Another day, another archive. Today I spent the morning and afternoon reading reams of documents at the 江苏省档案馆 Jiangsu Provincial Archives.
When you enter the main building (Building #1) of the Jiangsu Provincial Archives, you must deposit any big bags in a locker before you’re allowed entry into the Research Room. You are also asked to deposit your cell phone in to the locker, as phones are forbidden from being used in the reading room (presumably to avoid photography). This was annoying, at least for me, because I often use Pleco on my cellphone (especially the handwriting tool) to decipher foreign characters when reading documents. I also couldn’t live Tweet anything from the archives–so my normal workflow was slightly disrupted. Computers are OK and allowed in the reading room.
Registration was otherwise like other archives: present a passport, a letter of introduction, and, if asked, explain what you are researching. Each time you request files, you must fill out a new form with your name, danwei, research goal, and files being requested.
There was a bit of confusion after these formalities were taken care of. The Jiangsu Archives has a searchable catalog online at both the individual document level and at the folder level, so, before I arrived, I collected citations for several folders that looked to be of interest and printed this information out. When I handed my page of citations to the staff, a younger gentleman insisted that these files were not kaifang (open). He explained that not all files listed in the online catalog were open; his supervisor, the boss on site, later told me that information for both open/closed files was merely provided as a reference for users, not as a guarantee of access.
The young man and his supervisor directed me to the paper catalogs for each fond (broken apart by creator, or danwei), and explained that if a folder was listed in the paper catalogs, it was most certainly open. So trust the paper catalogs, and not the online database.
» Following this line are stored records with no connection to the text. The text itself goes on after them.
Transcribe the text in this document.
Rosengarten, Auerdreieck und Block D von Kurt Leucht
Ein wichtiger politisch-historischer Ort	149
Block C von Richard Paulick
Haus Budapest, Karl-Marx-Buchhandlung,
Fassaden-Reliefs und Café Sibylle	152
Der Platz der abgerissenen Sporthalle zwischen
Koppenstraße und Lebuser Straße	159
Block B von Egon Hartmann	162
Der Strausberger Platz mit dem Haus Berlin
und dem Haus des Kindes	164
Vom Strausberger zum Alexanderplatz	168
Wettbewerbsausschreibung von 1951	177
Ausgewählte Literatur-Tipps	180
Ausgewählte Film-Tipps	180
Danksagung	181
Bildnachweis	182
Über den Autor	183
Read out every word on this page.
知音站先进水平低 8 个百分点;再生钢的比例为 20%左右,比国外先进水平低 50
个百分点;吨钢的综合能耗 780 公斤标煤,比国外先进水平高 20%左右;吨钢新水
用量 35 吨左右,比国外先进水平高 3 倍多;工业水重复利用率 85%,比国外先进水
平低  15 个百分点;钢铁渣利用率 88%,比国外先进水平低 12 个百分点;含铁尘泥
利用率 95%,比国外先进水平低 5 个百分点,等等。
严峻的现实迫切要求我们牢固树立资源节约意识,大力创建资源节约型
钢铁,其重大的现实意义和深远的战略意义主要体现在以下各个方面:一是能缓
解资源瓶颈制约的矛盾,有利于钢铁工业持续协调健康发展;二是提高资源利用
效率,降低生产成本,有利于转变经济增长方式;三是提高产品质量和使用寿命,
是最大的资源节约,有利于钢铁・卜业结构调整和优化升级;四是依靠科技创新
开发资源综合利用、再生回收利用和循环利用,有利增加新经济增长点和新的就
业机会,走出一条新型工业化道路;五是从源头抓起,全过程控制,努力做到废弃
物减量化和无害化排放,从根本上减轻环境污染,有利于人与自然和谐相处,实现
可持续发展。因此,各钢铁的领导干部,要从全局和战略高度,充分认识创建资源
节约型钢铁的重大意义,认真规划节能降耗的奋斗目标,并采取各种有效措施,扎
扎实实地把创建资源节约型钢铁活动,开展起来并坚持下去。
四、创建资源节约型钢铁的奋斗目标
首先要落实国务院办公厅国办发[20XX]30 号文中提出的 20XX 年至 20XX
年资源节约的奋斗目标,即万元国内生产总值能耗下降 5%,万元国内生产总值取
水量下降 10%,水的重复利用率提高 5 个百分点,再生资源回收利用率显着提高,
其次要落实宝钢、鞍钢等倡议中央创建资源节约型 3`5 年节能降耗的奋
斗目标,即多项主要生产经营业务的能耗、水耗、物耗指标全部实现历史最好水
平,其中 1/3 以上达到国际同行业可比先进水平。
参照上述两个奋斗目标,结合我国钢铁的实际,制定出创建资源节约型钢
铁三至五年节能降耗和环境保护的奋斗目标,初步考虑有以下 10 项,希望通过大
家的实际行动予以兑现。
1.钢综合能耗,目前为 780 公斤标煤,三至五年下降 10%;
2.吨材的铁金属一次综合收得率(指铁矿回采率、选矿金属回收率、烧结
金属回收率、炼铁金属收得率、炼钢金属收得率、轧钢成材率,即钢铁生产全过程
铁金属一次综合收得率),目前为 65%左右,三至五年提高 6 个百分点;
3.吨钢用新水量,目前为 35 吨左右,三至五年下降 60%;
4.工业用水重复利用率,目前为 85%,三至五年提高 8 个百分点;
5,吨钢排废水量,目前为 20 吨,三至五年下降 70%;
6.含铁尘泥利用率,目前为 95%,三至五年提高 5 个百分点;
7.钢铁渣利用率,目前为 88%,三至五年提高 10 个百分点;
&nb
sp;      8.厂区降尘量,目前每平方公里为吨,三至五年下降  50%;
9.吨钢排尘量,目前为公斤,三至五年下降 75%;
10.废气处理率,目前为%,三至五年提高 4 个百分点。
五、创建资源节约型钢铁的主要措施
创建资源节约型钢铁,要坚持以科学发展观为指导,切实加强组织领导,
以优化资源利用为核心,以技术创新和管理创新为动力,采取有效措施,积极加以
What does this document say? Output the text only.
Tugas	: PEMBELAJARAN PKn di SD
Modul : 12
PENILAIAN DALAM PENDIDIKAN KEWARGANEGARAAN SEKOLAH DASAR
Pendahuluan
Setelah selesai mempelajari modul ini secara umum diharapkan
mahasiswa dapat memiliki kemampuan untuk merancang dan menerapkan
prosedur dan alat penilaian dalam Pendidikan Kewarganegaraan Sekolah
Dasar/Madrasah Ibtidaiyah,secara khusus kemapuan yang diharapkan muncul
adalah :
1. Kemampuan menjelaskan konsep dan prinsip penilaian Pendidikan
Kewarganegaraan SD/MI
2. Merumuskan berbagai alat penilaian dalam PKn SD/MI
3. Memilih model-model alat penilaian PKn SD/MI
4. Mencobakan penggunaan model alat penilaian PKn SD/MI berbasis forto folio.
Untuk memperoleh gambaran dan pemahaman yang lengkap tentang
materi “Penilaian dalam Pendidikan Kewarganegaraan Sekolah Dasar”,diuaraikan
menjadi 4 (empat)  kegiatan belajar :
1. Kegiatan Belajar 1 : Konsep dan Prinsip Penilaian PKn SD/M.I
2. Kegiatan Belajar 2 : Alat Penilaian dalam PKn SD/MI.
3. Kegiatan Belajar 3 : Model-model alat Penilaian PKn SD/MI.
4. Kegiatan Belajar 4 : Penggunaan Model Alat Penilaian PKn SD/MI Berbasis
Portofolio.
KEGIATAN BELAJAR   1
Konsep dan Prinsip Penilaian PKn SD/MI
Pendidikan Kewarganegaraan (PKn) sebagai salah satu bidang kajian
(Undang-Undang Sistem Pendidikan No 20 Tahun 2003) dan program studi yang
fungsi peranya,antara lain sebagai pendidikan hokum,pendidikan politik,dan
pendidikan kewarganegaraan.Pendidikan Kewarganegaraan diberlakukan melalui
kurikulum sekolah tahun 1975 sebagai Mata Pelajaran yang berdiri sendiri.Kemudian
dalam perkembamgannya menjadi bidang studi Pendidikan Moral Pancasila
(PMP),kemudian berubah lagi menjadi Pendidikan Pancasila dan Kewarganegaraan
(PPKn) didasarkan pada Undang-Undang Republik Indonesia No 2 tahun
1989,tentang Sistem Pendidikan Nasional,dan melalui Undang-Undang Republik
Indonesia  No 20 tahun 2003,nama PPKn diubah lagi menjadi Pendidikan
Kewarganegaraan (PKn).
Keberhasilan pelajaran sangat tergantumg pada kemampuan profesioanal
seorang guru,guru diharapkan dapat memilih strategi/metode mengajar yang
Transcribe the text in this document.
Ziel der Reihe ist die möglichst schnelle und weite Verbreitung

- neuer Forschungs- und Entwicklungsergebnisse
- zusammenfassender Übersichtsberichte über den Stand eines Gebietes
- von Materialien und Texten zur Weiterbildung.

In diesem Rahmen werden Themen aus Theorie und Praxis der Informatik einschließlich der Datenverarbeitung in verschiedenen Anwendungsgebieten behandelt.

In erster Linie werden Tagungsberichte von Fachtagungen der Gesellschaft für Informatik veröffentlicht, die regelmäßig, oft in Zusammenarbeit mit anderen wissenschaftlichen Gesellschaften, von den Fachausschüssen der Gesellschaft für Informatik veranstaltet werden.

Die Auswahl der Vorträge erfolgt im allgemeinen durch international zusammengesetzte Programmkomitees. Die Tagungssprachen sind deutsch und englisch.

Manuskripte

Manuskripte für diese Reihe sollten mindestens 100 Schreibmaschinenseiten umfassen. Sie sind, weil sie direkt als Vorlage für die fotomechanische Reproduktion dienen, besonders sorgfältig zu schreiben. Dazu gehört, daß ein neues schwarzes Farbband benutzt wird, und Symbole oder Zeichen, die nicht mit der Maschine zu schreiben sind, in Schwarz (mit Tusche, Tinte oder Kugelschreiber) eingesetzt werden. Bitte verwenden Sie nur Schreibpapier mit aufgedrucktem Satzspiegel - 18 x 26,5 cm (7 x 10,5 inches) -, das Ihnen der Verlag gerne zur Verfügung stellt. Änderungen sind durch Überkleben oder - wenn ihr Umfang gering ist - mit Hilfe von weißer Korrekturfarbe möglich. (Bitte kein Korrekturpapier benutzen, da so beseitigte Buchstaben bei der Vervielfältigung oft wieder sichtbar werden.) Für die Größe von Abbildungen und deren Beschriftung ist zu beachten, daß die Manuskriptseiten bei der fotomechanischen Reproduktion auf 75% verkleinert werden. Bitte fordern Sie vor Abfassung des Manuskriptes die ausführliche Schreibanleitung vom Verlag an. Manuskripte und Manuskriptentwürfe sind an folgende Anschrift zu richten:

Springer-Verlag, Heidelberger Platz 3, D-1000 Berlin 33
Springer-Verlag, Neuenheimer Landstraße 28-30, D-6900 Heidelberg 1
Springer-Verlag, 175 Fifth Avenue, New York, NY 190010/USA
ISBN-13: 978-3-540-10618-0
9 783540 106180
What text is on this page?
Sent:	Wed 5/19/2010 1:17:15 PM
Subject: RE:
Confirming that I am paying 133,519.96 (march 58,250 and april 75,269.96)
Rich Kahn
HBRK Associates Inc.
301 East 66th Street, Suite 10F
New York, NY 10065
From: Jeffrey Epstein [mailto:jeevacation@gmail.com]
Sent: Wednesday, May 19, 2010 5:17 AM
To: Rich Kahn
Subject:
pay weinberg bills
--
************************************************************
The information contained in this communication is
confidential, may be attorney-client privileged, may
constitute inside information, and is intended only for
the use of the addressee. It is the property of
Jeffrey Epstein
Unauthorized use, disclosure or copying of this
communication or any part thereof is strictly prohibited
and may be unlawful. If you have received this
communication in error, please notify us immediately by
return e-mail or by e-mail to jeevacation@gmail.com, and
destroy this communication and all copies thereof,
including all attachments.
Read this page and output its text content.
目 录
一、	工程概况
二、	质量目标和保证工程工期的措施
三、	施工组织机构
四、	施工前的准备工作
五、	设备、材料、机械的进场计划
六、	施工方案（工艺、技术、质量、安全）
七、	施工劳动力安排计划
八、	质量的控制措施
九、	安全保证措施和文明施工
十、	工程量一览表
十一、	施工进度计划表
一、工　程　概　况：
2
This was all good to know, but as I proceeded to search through several of the catalogs, I found in print every single file I initially presented to the staff–they soon admitted error and proceeded to retrieve everything I wanted to see.
Browsing the paper catalogs, in the end, was not an inconvenience, but was absolutely necessary.
Based on my experiences, not everything has been indexed and added to the online searchable database, even files classified as open. For example, the records in fond 3030 (江苏省委精简办公室) are not listed online; it was only by a stroke of good luck that I saw the paper catalog for the “streamlining office,” decided to pick it up, and immediately found several entries that looked promising. The five folders I requested from fond 3030 ended up being the most useful (and voluminous) materials for my project. Honestly, had I not discovered that catalog, I could have probably finished my research at the archives in one day. Now I expect to be there for a few days.
There is one annoying part of using the paper catalogs: they are not arranged in any particular order. Whenever people have used them in the past, they’ve just put them back on the shelf haphazardly, so now everything is out-of-order. For example, I wanted to find the catalog for 3012 (the Communist Youth League), and I basically had to scan the entirety of three shelves to find it. Hopefully the staff will take the time to put everything back in order and prevent researchers from making a mess of the catalogs again.
Retrieval was fairly slow and took maybe 25 minutes. When my files were finally delivered, I also learned that photocopying is generally not permitted. So it seems that the Jiangsu Provincial Archives is a bit like Tianjin, in that lots of materials are available for consultation, but you need to type and review everything on site. I was able to see and read files forwarded from the Central Committee and State Council which I was told I could not see at other archives, including the Hangzhou Municipal Archives.
The hours at the Jiangsu Provincial Archives are 8:30a.m.-11:30a.m. and 1:30p.m.-5:30p.m. Although you cannot request new materials during the lunch break, a staff member remains in the reading room so you can continue to browse anything already on your desk. If you need a break (I did), the archives is in a good neighborhood, overflowing with all sorts of restaurants and coffee shops. All-in-all, a good place to do research.
The Jiangsu Provincial Archives is located at 南京市鼓楼区青岛路1号; the gate and entrance are tucked away on a long driveway.